Australia’s $15 billion National Reconstruction Fund will now be permitted to back green projects that operate at a loss, under newly relaxed rules unveiled by the government changes the Liberal Party argues will worsen inflationary pressures.
The fund, created in 2023, has been slow to deploy capital into clean‑energy and emissions‑reduction initiatives. Major investors have long warned that the government’s reluctance to support higher‑risk ventures has stalled more than $100 billion in potential private investment waiting on clearer signals from Canberra.
Industry Minister Tim Ayres, who has already shifted the fund’s direction once, announced a more aggressive strategy aimed at accelerating Australia’s industrial transition.
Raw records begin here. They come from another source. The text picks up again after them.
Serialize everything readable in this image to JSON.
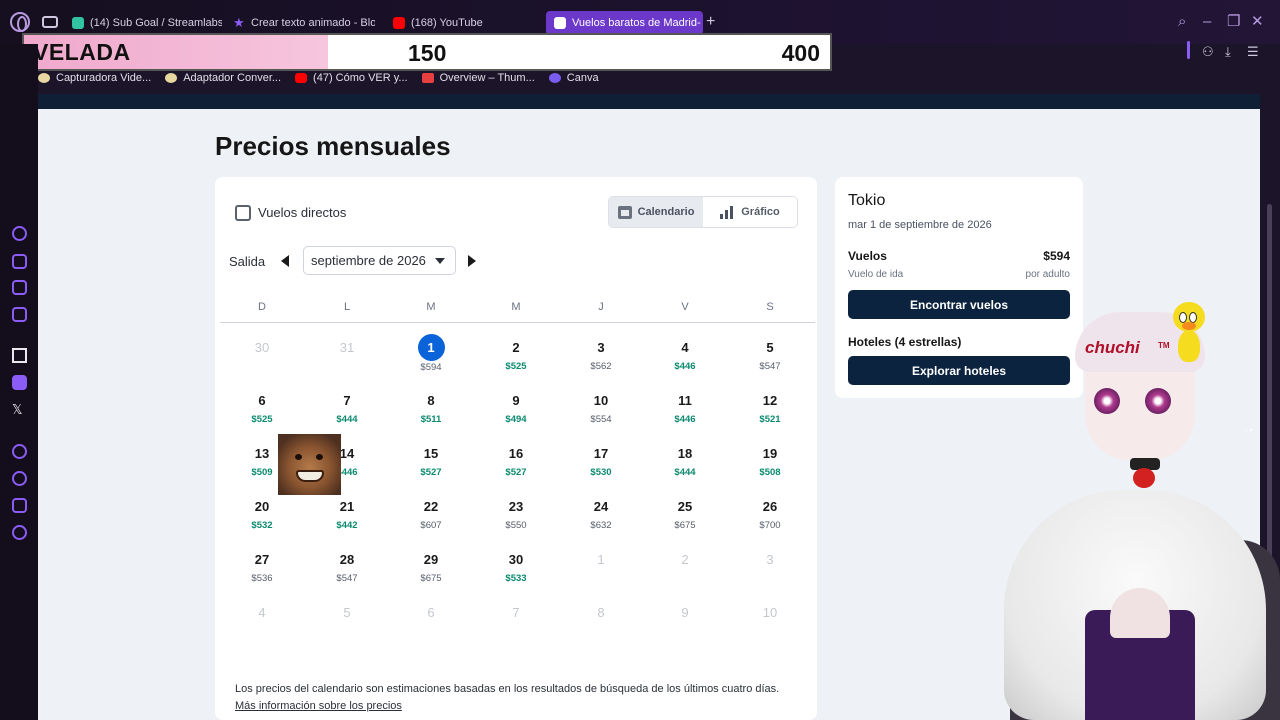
{
  "browser": {
    "tabs": [
      {
        "label": "(14) Sub Goal / Streamlabs",
        "color": "#31c3a2"
      },
      {
        "label": "Crear texto animado - Blog",
        "color": "#8b5cf6"
      },
      {
        "label": "(168) YouTube",
        "color": "#ff0000"
      },
      {
        "label": "Vuelos baratos de Madrid-",
        "color": "#ffffff"
      }
    ],
    "new_tab_symbol": "+"
  },
  "overlay": {
    "label": "VELADA",
    "current": "150",
    "goal": "400"
  },
  "bookmarks": [
    {
      "label": "Capturadora Vide...",
      "icon": "pill-icon",
      "color": "#e8d7a0"
    },
    {
      "label": "Adaptador Conver...",
      "icon": "pill-icon",
      "color": "#e8d7a0"
    },
    {
      "label": "(47) Cómo VER y...",
      "icon": "youtube-icon",
      "color": "#ff0000"
    },
    {
      "label": "Overview – Thum...",
      "icon": "overview-icon",
      "color": "#e84040"
    },
    {
      "label": "Canva",
      "icon": "canva-icon",
      "color": "#7a5cf0"
    }
  ],
  "page": {
    "title": "Precios mensuales"
  },
  "calendar": {
    "direct_flights_label": "Vuelos directos",
    "view_options": [
      "Calendario",
      "Gráfico"
    ],
    "active_view": "Calendario",
    "salida_label": "Salida",
    "month": "septiembre de 2026",
    "weekdays": [
      "D",
      "L",
      "M",
      "M",
      "J",
      "V",
      "S"
    ],
    "rows": [
      [
        {
          "d": "30",
          "m": true
        },
        {
          "d": "31",
          "m": true
        },
        {
          "d": "1",
          "p": "$594",
          "sel": true
        },
        {
          "d": "2",
          "p": "$525",
          "g": true
        },
        {
          "d": "3",
          "p": "$562"
        },
        {
          "d": "4",
          "p": "$446",
          "g": true
        },
        {
          "d": "5",
          "p": "$547"
        }
      ],
      [
        {
          "d": "6",
          "p": "$525",
          "g": true
        },
        {
          "d": "7",
          "p": "$444",
          "g": true
        },
        {
          "d": "8",
          "p": "$511",
          "g": true
        },
        {
          "d": "9",
          "p": "$494",
          "g": true
        },
        {
          "d": "10",
          "p": "$554"
        },
        {
          "d": "11",
          "p": "$446",
          "g": true
        },
        {
          "d": "12",
          "p": "$521",
          "g": true
        }
      ],
      [
        {
          "d": "13",
          "p": "$509",
          "g": true
        },
        {
          "d": "14",
          "p": "$446",
          "g": true
        },
        {
          "d": "15",
          "p": "$527",
          "g": true
        },
        {
          "d": "16",
          "p": "$527",
          "g": true
        },
        {
          "d": "17",
          "p": "$530",
          "g": true
        },
        {
          "d": "18",
          "p": "$444",
          "g": true
        },
        {
          "d": "19",
          "p": "$508",
          "g": true
        }
      ],
      [
        {
          "d": "20",
          "p": "$532",
          "g": true
        },
        {
          "d": "21",
          "p": "$442",
          "g": true
        },
        {
          "d": "22",
          "p": "$607"
        },
        {
          "d": "23",
          "p": "$550"
        },
        {
          "d": "24",
          "p": "$632"
        },
        {
          "d": "25",
          "p": "$675"
        },
        {
          "d": "26",
          "p": "$700"
        }
      ],
      [
        {
          "d": "27",
          "p": "$536"
        },
        {
          "d": "28",
          "p": "$547"
        },
        {
          "d": "29",
          "p": "$675"
        },
        {
          "d": "30",
          "p": "$533",
          "g": true
        },
        {
          "d": "1",
          "m": true
        },
        {
          "d": "2",
          "m": true
        },
        {
          "d": "3",
          "m": true
        }
      ],
      [
        {
          "d": "4",
          "m": true
        },
        {
          "d": "5",
          "m": true
        },
        {
          "d": "6",
          "m": true
        },
        {
          "d": "7",
          "m": true
        },
        {
          "d": "8",
          "m": true
        },
        {
          "d": "9",
          "m": true
        },
        {
          "d": "10",
          "m": true
        }
      ]
    ],
    "note": "Los precios del calendario son estimaciones basadas en los resultados de búsqueda de los últimos cuatro días.",
    "note_link": "Más información sobre los precios"
  },
  "side_card": {
    "destination": "Tokio",
    "date": "mar 1 de septiembre de 2026",
    "flights_label": "Vuelos",
    "flights_price": "$594",
    "flights_sub": "Vuelo de ida",
    "per_adult": "por adulto",
    "find_flights_button": "Encontrar vuelos",
    "hotels_label": "Hoteles (4 estrellas)",
    "explore_hotels_button": "Explorar hoteles"
  },
  "stream": {
    "signature": "chuchi",
    "signature_tm": "TM"
  },
  "colors": {
    "accent_purple": "#6b38c9",
    "price_good": "#0b8a6f",
    "selected_day": "#0a63d8",
    "button_dark": "#0c2340"
  }
}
Under the revised rules, the fund will no longer be required to deliver returns 2 to 3 per cent above the cost of borrowing for emissions‑cutting projects. Instead, a new $5 billion green sub‑fund will allow returns up to 1 per cent below the cost of borrowing effectively sanctioning investments that lose money.
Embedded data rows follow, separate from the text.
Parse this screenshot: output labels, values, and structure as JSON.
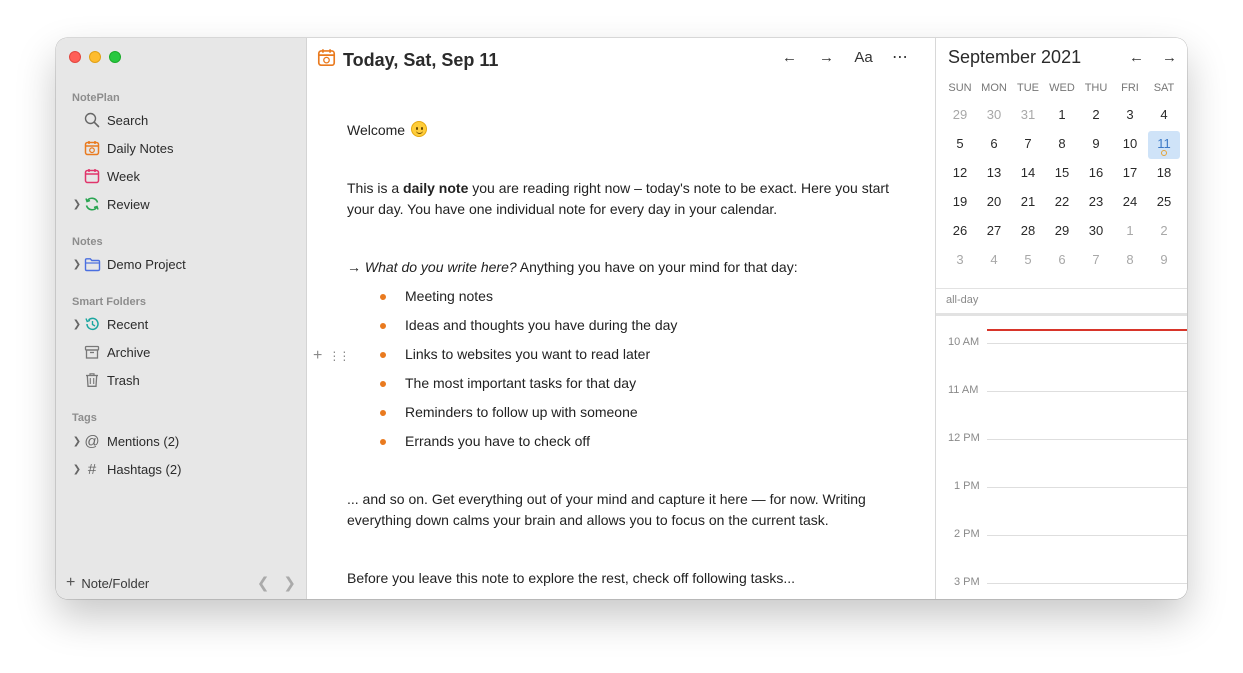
{
  "sidebar": {
    "sections": {
      "noteplan": "NotePlan",
      "notes": "Notes",
      "smart_folders": "Smart Folders",
      "tags": "Tags"
    },
    "items": {
      "search": "Search",
      "daily_notes": "Daily Notes",
      "week": "Week",
      "review": "Review",
      "demo_project": "Demo Project",
      "recent": "Recent",
      "archive": "Archive",
      "trash": "Trash",
      "mentions": "Mentions (2)",
      "hashtags": "Hashtags (2)"
    },
    "bottom": {
      "new_label": "Note/Folder"
    }
  },
  "editor": {
    "title": "Today, Sat, Sep 11",
    "font_button": "Aa",
    "paragraphs": {
      "welcome": "Welcome",
      "intro_pre": "This is a ",
      "intro_bold": "daily note",
      "intro_post": " you are reading right now – today's note to be exact. Here you start your day. You have one individual note for every day in your calendar.",
      "what_arrow": "→ ",
      "what_italic": "What do you write here?",
      "what_rest": " Anything you have on your mind for that day:",
      "so_on": "... and so on. Get everything out of your mind and capture it here — for now. Writing everything down calms your brain and allows you to focus on the current task.",
      "before": "Before you leave this note to explore the rest, check off following tasks..."
    },
    "bullets": [
      "Meeting notes",
      "Ideas and thoughts you have during the day",
      "Links to websites you want to read later",
      "The most important tasks for that day",
      "Reminders to follow up with someone",
      "Errands you have to check off"
    ]
  },
  "calendar": {
    "month_label": "September 2021",
    "weekdays": [
      "SUN",
      "MON",
      "TUE",
      "WED",
      "THU",
      "FRI",
      "SAT"
    ],
    "weeks": [
      [
        "29",
        "30",
        "31",
        "1",
        "2",
        "3",
        "4"
      ],
      [
        "5",
        "6",
        "7",
        "8",
        "9",
        "10",
        "11"
      ],
      [
        "12",
        "13",
        "14",
        "15",
        "16",
        "17",
        "18"
      ],
      [
        "19",
        "20",
        "21",
        "22",
        "23",
        "24",
        "25"
      ],
      [
        "26",
        "27",
        "28",
        "29",
        "30",
        "1",
        "2"
      ],
      [
        "3",
        "4",
        "5",
        "6",
        "7",
        "8",
        "9"
      ]
    ],
    "selected_day": "11",
    "all_day_label": "all-day",
    "hours": [
      "10 AM",
      "11 AM",
      "12 PM",
      "1 PM",
      "2 PM",
      "3 PM"
    ],
    "colors": {
      "today_bg": "#cfe3f8",
      "now_line": "#d8352a",
      "accent": "#e97a1f"
    }
  }
}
Ayres, alongside Climate Change Minister Chris Bowen, said the change will enable the fund to shoulder more risk than commercial lenders and help heavy industry adopt technologies needed to slash emissions while drawing in private capital.
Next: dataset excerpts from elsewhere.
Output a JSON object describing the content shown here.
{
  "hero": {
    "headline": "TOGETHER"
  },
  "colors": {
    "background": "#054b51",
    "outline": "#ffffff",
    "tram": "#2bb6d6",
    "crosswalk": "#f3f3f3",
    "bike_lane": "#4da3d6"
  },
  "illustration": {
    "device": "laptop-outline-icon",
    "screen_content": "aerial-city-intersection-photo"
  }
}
The shift comes amid mounting pressure on Australian manufacturing, driven by China’s extensive industrial subsidies, soaring domestic energy prices, and escalating global trade tensions. These forces have already pushed the government toward more direct intervention in key sectors, including occasional bailouts.
Officials describe the new approach as a “vote of confidence” in the fund’s ability to make strategic investment decisions, stressing that the revised return benchmark is a minimum, not a cap. Ayres said supporting heavy industry through the energy transition requires “leadership, planning and an appetite for risk.”